After two weeks of riots in France, Rev. Smith was flown to Paris today to hammer out a compromise between thousands of disaffected, unemployed, second-generation immigrant suburban youths and the French government, widely seen as discriminatory and anti-immigration. Smith’s proposal calls for a massive building project that will provide jobs for 200,000 unskilled and semiskilled laborers. That project is a massive 50-meter high wall around France which would deter further immigration. The French government was quick to accept the plan, with prime minister Villepin noting that a side benefit of such a wall would be to “repel a German invasion, should the occasion arise.”

America lacks fat rap star

Tuesday, November 8th, 2005 - 10:35 pm PST

With oil prices soaring, the economy stagnant, and the country bogged down in a overseas war, now more than ever the times call for a fat rap star to take our minds off our problems so we can instead listen to the problems of a fat rap star set to tight beats. While the 1980s gave us The Fat Boys and Heavy D, and the early 90s produced Sir Mix-a-Lot and Bizmarkie, ever since the deaths of Notorious B.I.G. and Big Pun at the end of the millennium, America has gone without (even though some dope-ass rap names like “Ova-w8″ or “Obese” go unclaimed). While some think D12’s Bizarre may be the answer to our prayers, others are putting their hope in Dr Dre gaining another 50 pounds and releasing a comeback album, born again as a fat rapper.

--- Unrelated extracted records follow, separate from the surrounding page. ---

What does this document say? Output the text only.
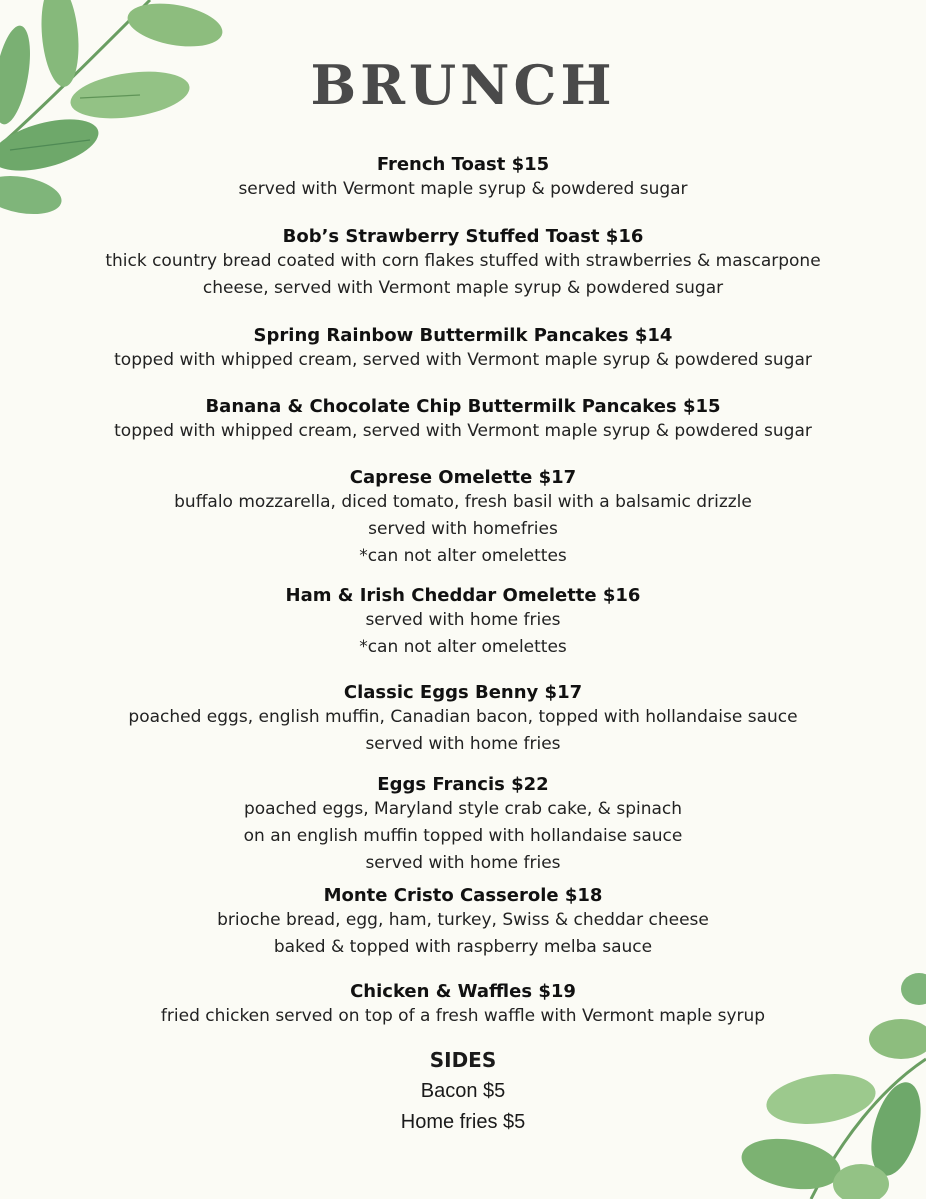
BRUNCH
French Toast $15

served with Vermont maple syrup & powdered sugar

Bob’s Strawberry Stuffed Toast $16

thick country bread coated with corn flakes stuffed with strawberries & mascarpone

cheese, served with Vermont maple syrup & powdered sugar

Spring Rainbow Buttermilk Pancakes $14

topped with whipped cream, served with Vermont maple syrup & powdered sugar

Banana & Chocolate Chip Buttermilk Pancakes $15

topped with whipped cream, served with Vermont maple syrup & powdered sugar

Caprese Omelette $17

buffalo mozzarella, diced tomato, fresh basil with a balsamic drizzle

served with homefries

*can not alter omelettes

Ham & Irish Cheddar Omelette $16

served with home fries

*can not alter omelettes

Classic Eggs Benny $17

poached eggs, english muffin, Canadian bacon, topped with hollandaise sauce

served with home fries

Eggs Francis $22

poached eggs, Maryland style crab cake, & spinach

on an english muffin topped with hollandaise sauce

served with home fries

Monte Cristo Casserole $18

brioche bread, egg, ham, turkey, Swiss & cheddar cheese

baked & topped with raspberry melba sauce

Chicken & Waffles $19

fried chicken served on top of a fresh waffle with Vermont maple syrup

SIDES

Bacon $5

Home fries $5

Sexodus: Let my people come.

Thursday, November 3rd, 2005 - 7:26 pm PST

Rev. Smith is working on a screenplay for a Bible-themed porn movie to be released in 2007 called Sexodus. The plot is what Smith has deemed “historical friction”. Set in an ancient Egypt with a rapidly multiplying slave population, Pharaoh Ramses has outlawed orgasms among the Hebrews, and put them into forced labor erecting massive black obelisks. When all hope seems lost, along come two men: Moses, who takes his commands from a burning bush, and Aaron, whose staff can work miracles. God himself steps into the fray, afflicting the Egyptians with ten STDs, and after penetrating the Red Sea, He celebrates victory by raining down manna from heaven for all the people to swallow.

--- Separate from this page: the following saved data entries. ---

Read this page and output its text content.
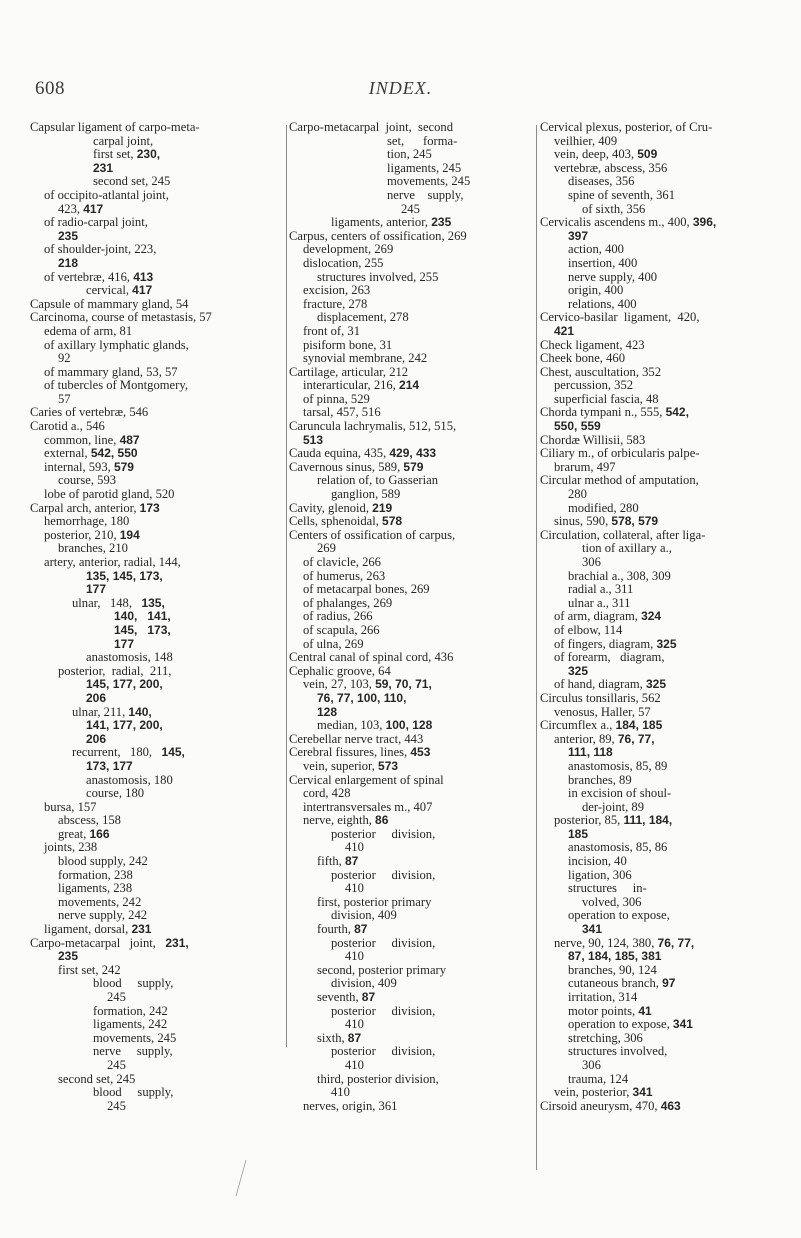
608	INDEX.
Capsular ligament of carpo-meta-
carpal joint,
first set, 230,
231
second set, 245
of occipito-atlantal joint,
423, 417
of radio-carpal joint,
235
of shoulder-joint, 223,
218
of vertebræ, 416, 413
cervical, 417
Capsule of mammary gland, 54
Carcinoma, course of metastasis, 57
edema of arm, 81
of axillary lymphatic glands,
92
of mammary gland, 53, 57
of tubercles of Montgomery,
57
Caries of vertebræ, 546
Carotid a., 546
common, line, 487
external, 542, 550
internal, 593, 579
course, 593
lobe of parotid gland, 520
Carpal arch, anterior, 173
hemorrhage, 180
posterior, 210, 194
branches, 210
artery, anterior, radial, 144,
135, 145, 173,
177
ulnar,   148,   135,
140,   141,
145,   173,
177
anastomosis, 148
posterior,  radial,  211,
145, 177, 200,
206
ulnar, 211, 140,
141, 177, 200,
206
recurrent,   180,   145,
173, 177
anastomosis, 180
course, 180
bursa, 157
abscess, 158
great, 166
joints, 238
blood supply, 242
formation, 238
ligaments, 238
movements, 242
nerve supply, 242
ligament, dorsal, 231
Carpo-metacarpal   joint,   231,
235
first set, 242
blood     supply,
245
formation, 242
ligaments, 242
movements, 245
nerve     supply,
245
second set, 245
blood     supply,
245
Carpo-metacarpal  joint,  second
set,      forma-
tion, 245
ligaments, 245
movements, 245
nerve    supply,
245
ligaments, anterior, 235
Carpus, centers of ossification, 269
development, 269
dislocation, 255
structures involved, 255
excision, 263
fracture, 278
displacement, 278
front of, 31
pisiform bone, 31
synovial membrane, 242
Cartilage, articular, 212
interarticular, 216, 214
of pinna, 529
tarsal, 457, 516
Caruncula lachrymalis, 512, 515,
513
Cauda equina, 435, 429, 433
Cavernous sinus, 589, 579
relation of, to Gasserian
ganglion, 589
Cavity, glenoid, 219
Cells, sphenoidal, 578
Centers of ossification of carpus,
269
of clavicle, 266
of humerus, 263
of metacarpal bones, 269
of phalanges, 269
of radius, 266
of scapula, 266
of ulna, 269
Central canal of spinal cord, 436
Cephalic groove, 64
vein, 27, 103, 59, 70, 71,
76, 77, 100, 110,
128
median, 103, 100, 128
Cerebellar nerve tract, 443
Cerebral fissures, lines, 453
vein, superior, 573
Cervical enlargement of spinal
cord, 428
intertransversales m., 407
nerve, eighth, 86
posterior     division,
410
fifth, 87
posterior     division,
410
first, posterior primary
division, 409
fourth, 87
posterior     division,
410
second, posterior primary
division, 409
seventh, 87
posterior     division,
410
sixth, 87
posterior     division,
410
third, posterior division,
410
nerves, origin, 361
Cervical plexus, posterior, of Cru-
veilhier, 409
vein, deep, 403, 509
vertebræ, abscess, 356
diseases, 356
spine of seventh, 361
of sixth, 356
Cervicalis ascendens m., 400, 396,
397
action, 400
insertion, 400
nerve supply, 400
origin, 400
relations, 400
Cervico-basilar  ligament,  420,
421
Check ligament, 423
Cheek bone, 460
Chest, auscultation, 352
percussion, 352
superficial fascia, 48
Chorda tympani n., 555, 542,
550, 559
Chordæ Willisii, 583
Ciliary m., of orbicularis palpe-
brarum, 497
Circular method of amputation,
280
modified, 280
sinus, 590, 578, 579
Circulation, collateral, after liga-
tion of axillary a.,
306
brachial a., 308, 309
radial a., 311
ulnar a., 311
of arm, diagram, 324
of elbow, 114
of fingers, diagram, 325
of forearm,   diagram,
325
of hand, diagram, 325
Circulus tonsillaris, 562
venosus, Haller, 57
Circumflex a., 184, 185
anterior, 89, 76, 77,
111, 118
anastomosis, 85, 89
branches, 89
in excision of shoul-
der-joint, 89
posterior, 85, 111, 184,
185
anastomosis, 85, 86
incision, 40
ligation, 306
structures     in-
volved, 306
operation to expose,
341
nerve, 90, 124, 380, 76, 77,
87, 184, 185, 381
branches, 90, 124
cutaneous branch, 97
irritation, 314
motor points, 41
operation to expose, 341
stretching, 306
structures involved,
306
trauma, 124
vein, posterior, 341
Cirsoid aneurysm, 470, 463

Interview with Rev. Smith in East Bay Express

Wednesday, October 26th, 2005 - 5:16 pm PDT

“It’s surprisingly moving when rendered in uncompromising shiny plastic” writes Anneli Rufus about The Brick Testament in the latest edition of the East Bay Express, a weekly newspaper serving the San Francisco Bay Area. In the full page interview, Rev. Smith discusses his religious background, the choice of LEGO bricks as a medium for Biblical illustration, and the occasional difficulties in rendering complex scenes with simple plastic blocks. An online version of the article can be seen here. Also now online is a scan of the Rolling Stone piece from earlier this month.

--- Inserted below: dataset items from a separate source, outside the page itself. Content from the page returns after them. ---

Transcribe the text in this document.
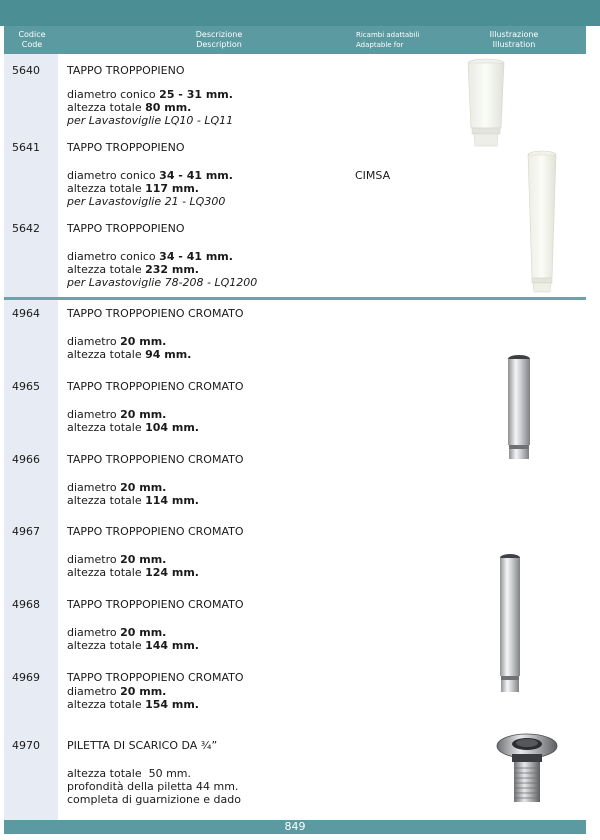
Codice
Code
Descrizione
Description
Ricambi adattabili
Adaptable for
Illustrazione
Illustration
5640 TAPPO TROPPOPIENO
diametro conico 25 - 31 mm.
altezza totale 80 mm.
per Lavastoviglie LQ10 - LQ11
5641 TAPPO TROPPOPIENO
diametro conico 34 - 41 mm.
altezza totale 117 mm.
per Lavastoviglie 21 - LQ300
5642 TAPPO TROPPOPIENO
diametro conico 34 - 41 mm.
altezza totale 232 mm.
per Lavastoviglie 78-208 - LQ1200
4964 TAPPO TROPPOPIENO CROMATO
diametro 20 mm.
altezza totale 94 mm.
4965 TAPPO TROPPOPIENO CROMATO
diametro 20 mm.
altezza totale 104 mm.
4966 TAPPO TROPPOPIENO CROMATO
diametro 20 mm.
altezza totale 114 mm.
4967 TAPPO TROPPOPIENO CROMATO
diametro 20 mm.
altezza totale 124 mm.
4968 TAPPO TROPPOPIENO CROMATO
diametro 20 mm.
altezza totale 144 mm.
4969 TAPPO TROPPOPIENO CROMATO
diametro 20 mm.
altezza totale 154 mm.
4970 PILETTA DI SCARICO DA ¾”
altezza totale  50 mm.
profondità della piletta 44 mm.
completa di guarnizione e dado
CIMSA
849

Jesus’s death ruled a suicide

Wednesday, October 19th, 2005 - 4:04 pm PDT

After more than 2,000 years of investigation, the death of Jesus Christ has officially been ruled a suicide. The break in the case came when investigators were finally able to wrap their minds around the concept of the Trinity. When they realized that Jesus and God were one, it was a simple matter of deduction to determine that Jesus must have planned out his own death in advance, and that his crucifixion at the hands of local authorities was merely an ancient form of “suicide by cop“. The two previous main suspects in the case, the Romans and the Jews, have now been released and cleared of all charges.